If that sounds like a lot of money, remember that we're talking about bare minimum living expenses here. If you're laid off, your spending is going to come to a screeching halt, meaning your emergency fund doesn't have to hold enough to cover your current lifestyle if it involves dining out every Friday night, a daily trip to the coffee shop and a family movie on Sundays. You just need to have enough to float the necessities: gas, bill payments and food.
So where do you stash the cash? An emergency fund is all about liquidity, so you want to put it where you can get to it easily, but that doesn't mean you shouldn'tearn some interest. Check out money market or high-interest savings accounts, particularly those that are housed exclusively online, then request an ATM card for easy access. But remember, this is for emergencies only, so no swinging by the bank on your way to the mall.
Chipping away at credit card and other high-interest debts during an economic downturn is your best investment. So how do you do it? You have to find wiggle room in your budget by looking at where your money is going and brainstorming ways to cut back. For the next two weeks, track every single penny that leaves your wallet, every swipe of your debit card. You'll be surprised at how much of your spending is discretionary—a sandwich here, a rented movie there. Once you see how the little things add up, you'll have an easier time throwing that cash toward your debts, where it can really have an impact on your balance sheet.
And if you think you've cut back on everything you can, remember that other, bigger items can be adjusted as well. Maybe this year, you pick a family vacation spot that's within driving distance rather than having to shell out for pricey plane tickets.
The easiest way to do this is with target-date retirement funds. These guys take most of the work off your shoulders and are offered by most major investment firms. So what are they? In a nutshell, you pick the fund that will mature closest to when you anticipate retiring—so if you're 35 years old, you want to select a fund with a target date of 2030.Then, it will rebalance itself over time, so you're investing aggressively in more stocks, less bonds while you're young, and as you age, the balance shifts to more bonds, less stocks.

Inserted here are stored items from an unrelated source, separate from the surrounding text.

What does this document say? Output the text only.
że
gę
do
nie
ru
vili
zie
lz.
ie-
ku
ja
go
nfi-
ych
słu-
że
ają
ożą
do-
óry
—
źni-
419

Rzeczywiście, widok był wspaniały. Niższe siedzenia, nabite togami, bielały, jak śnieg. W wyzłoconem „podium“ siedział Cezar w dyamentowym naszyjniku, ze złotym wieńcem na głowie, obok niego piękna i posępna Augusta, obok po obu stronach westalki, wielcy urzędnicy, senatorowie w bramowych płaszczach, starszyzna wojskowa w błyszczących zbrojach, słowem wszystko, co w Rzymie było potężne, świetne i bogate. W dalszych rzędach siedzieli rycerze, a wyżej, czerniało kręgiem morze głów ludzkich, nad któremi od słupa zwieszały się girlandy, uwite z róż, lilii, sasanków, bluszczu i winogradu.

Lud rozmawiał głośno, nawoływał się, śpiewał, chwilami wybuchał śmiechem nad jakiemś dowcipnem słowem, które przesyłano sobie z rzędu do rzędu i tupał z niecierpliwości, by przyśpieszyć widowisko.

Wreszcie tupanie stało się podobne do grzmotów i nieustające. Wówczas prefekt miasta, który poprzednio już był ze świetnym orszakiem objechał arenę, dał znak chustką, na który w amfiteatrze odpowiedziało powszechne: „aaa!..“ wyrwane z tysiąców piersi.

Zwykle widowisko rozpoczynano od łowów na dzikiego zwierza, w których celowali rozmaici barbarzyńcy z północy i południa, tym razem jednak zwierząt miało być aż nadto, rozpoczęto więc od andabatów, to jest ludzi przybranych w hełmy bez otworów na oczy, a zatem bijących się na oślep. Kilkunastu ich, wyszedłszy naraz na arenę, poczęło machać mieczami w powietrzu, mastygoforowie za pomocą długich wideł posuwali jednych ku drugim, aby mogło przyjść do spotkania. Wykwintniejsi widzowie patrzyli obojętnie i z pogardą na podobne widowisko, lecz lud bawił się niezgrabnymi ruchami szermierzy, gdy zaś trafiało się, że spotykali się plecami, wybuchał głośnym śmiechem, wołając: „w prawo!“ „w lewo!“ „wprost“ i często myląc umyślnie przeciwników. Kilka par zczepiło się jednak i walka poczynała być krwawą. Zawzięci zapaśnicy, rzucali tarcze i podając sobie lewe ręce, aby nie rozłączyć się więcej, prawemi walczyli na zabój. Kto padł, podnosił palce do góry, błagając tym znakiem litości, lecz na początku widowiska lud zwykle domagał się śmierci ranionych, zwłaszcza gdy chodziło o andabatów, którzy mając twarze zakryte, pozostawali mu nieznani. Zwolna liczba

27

If you want a little more control, a general formula for balancing your portfolio is to subtract your age from 100. The resulting number is the percentage of your money that you should have in stocks. One other thing: Don't try to time the market. History tells us that this never works, and the best strategy is just letting your money ride. If you start making moves, there's a good chance you'll end up selling low and buying high, which is the opposite of what you want. The market always rebounds, so sit tight.
I know, it's not quite that easy. But you can take a few steps to ensure that the odds are in your favor. When companies look to cut costs and, subsequently, people, they look at who's generating the most revenue. Are you having a positive impact on the company's bottom line? Be sure that you're working on important projects, and ask your boss if you can take on additional responsibilities. The key is to seem indispensable.

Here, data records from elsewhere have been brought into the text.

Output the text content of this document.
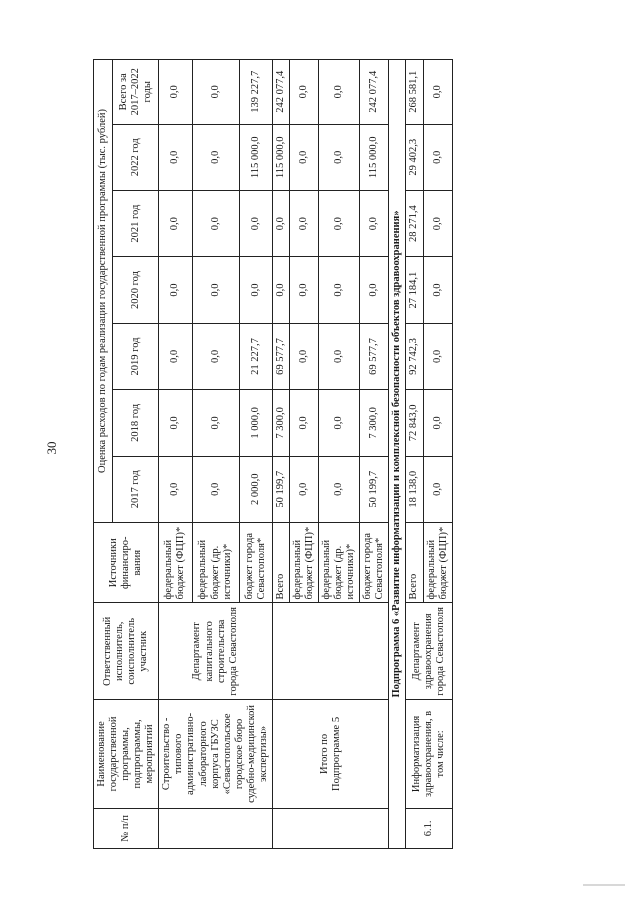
30
№ п/п	Наименование государственной программы, подпрограммы, мероприятий	Ответственный исполнитель, соисполнитель участник	Источники финансиро-вания	Оценка расходов по годам реализации государственной программы (тыс. рублей)						
				2017 год	2018 год	2019 год	2020 год	2021 год	2022 год	Всего за 2017–2022 годы
	Строительство - типового административно-лабораторного корпуса ГБУЗС «Севастопольское городское бюро судебно-медицинской экспертизы»	Департамент капитального строительства города Севастополя	федеральный бюджет (ФЦП)*	0,0	0,0	0,0	0,0	0,0	0,0	0,0
			федеральный бюджет (др. источники)*	0,0	0,0	0,0	0,0	0,0	0,0	0,0
			бюджет города Севастополя*	2 000,0	1 000,0	21 227,7	0,0	0,0	115 000,0	139 227,7
	Итого по Подпрограмме 5		Всего	50 199,7	7 300,0	69 577,7	0,0	0,0	115 000,0	242 077,4
			федеральный бюджет (ФЦП)*	0,0	0,0	0,0	0,0	0,0	0,0	0,0
			федеральный бюджет (др. источники)*	0,0	0,0	0,0	0,0	0,0	0,0	0,0
			бюджет города Севастополя*	50 199,7	7 300,0	69 577,7	0,0	0,0	115 000,0	242 077,4
Подпрограмма 6 «Развитие информатизации и комплексной безопасности объектов здравоохранения»										
6.1.	Информатизация здравоохранения, в том числе:	Департамент здравоохранения города Севастополя	Всего	18 138,0	72 843,0	92 742,3	27 184,1	28 271,4	29 402,3	268 581,1
			федеральный бюджет (ФЦП)*	0,0	0,0	0,0	0,0	0,0	0,0	0,0
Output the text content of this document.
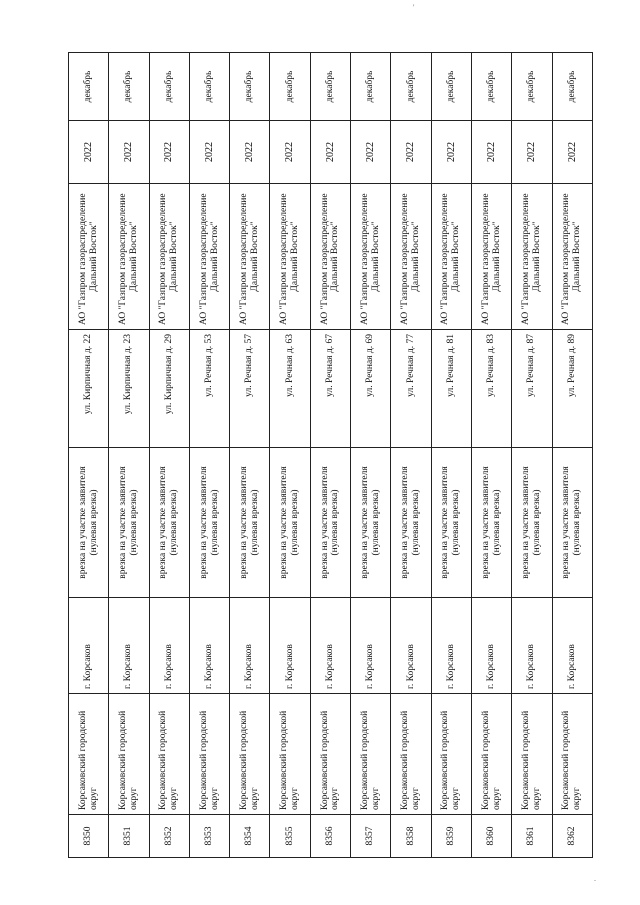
'
8350	Корсаковский городской округ	г. Корсаков	врезка на участке заявителя (нулевая врезка)	ул. Кирпичная д. 22	АО "Газпром газораспределение Дальний Восток"	2022	декабрь
8351	Корсаковский городской округ	г. Корсаков	врезка на участке заявителя (нулевая врезка)	ул. Кирпичная д. 23	АО "Газпром газораспределение Дальний Восток"	2022	декабрь
8352	Корсаковский городской округ	г. Корсаков	врезка на участке заявителя (нулевая врезка)	ул. Кирпичная д. 29	АО "Газпром газораспределение Дальний Восток"	2022	декабрь
8353	Корсаковский городской округ	г. Корсаков	врезка на участке заявителя (нулевая врезка)	ул. Речная д. 53	АО "Газпром газораспределение Дальний Восток"	2022	декабрь
8354	Корсаковский городской округ	г. Корсаков	врезка на участке заявителя (нулевая врезка)	ул. Речная д. 57	АО "Газпром газораспределение Дальний Восток"	2022	декабрь
8355	Корсаковский городской округ	г. Корсаков	врезка на участке заявителя (нулевая врезка)	ул. Речная д. 63	АО "Газпром газораспределение Дальний Восток"	2022	декабрь
8356	Корсаковский городской округ	г. Корсаков	врезка на участке заявителя (нулевая врезка)	ул. Речная д. 67	АО "Газпром газораспределение Дальний Восток"	2022	декабрь
8357	Корсаковский городской округ	г. Корсаков	врезка на участке заявителя (нулевая врезка)	ул. Речная д. 69	АО "Газпром газораспределение Дальний Восток"	2022	декабрь
8358	Корсаковский городской округ	г. Корсаков	врезка на участке заявителя (нулевая врезка)	ул. Речная д. 77	АО "Газпром газораспределение Дальний Восток"	2022	декабрь
8359	Корсаковский городской округ	г. Корсаков	врезка на участке заявителя (нулевая врезка)	ул. Речная д. 81	АО "Газпром газораспределение Дальний Восток"	2022	декабрь
8360	Корсаковский городской округ	г. Корсаков	врезка на участке заявителя (нулевая врезка)	ул. Речная д. 83	АО "Газпром газораспределение Дальний Восток"	2022	декабрь
8361	Корсаковский городской округ	г. Корсаков	врезка на участке заявителя (нулевая врезка)	ул. Речная д. 87	АО "Газпром газораспределение Дальний Восток"	2022	декабрь
8362	Корсаковский городской округ	г. Корсаков	врезка на участке заявителя (нулевая врезка)	ул. Речная д. 89	АО "Газпром газораспределение Дальний Восток"	2022	декабрь
.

When all else fails, it doesn't hurt to have a headhunter at your fingertips in case so you can take action quickly in case things go wrong. And networking, always key to getting and keeping a good job, is even more important now. Show up to events, join an association—the idea is to keep your name and face fresh in the minds of decisionmakers.
What constitutes a good score has actually gone up, so you have to work a little harder to stay at the top of the class. Things like shopping for credit and high levels of debt all work against you, so keep them to a minimum.
Also, a good score means easy access to cash if you need it, and in these times, everyone should have a home equity line of credit in their back pocket in case of an emergency.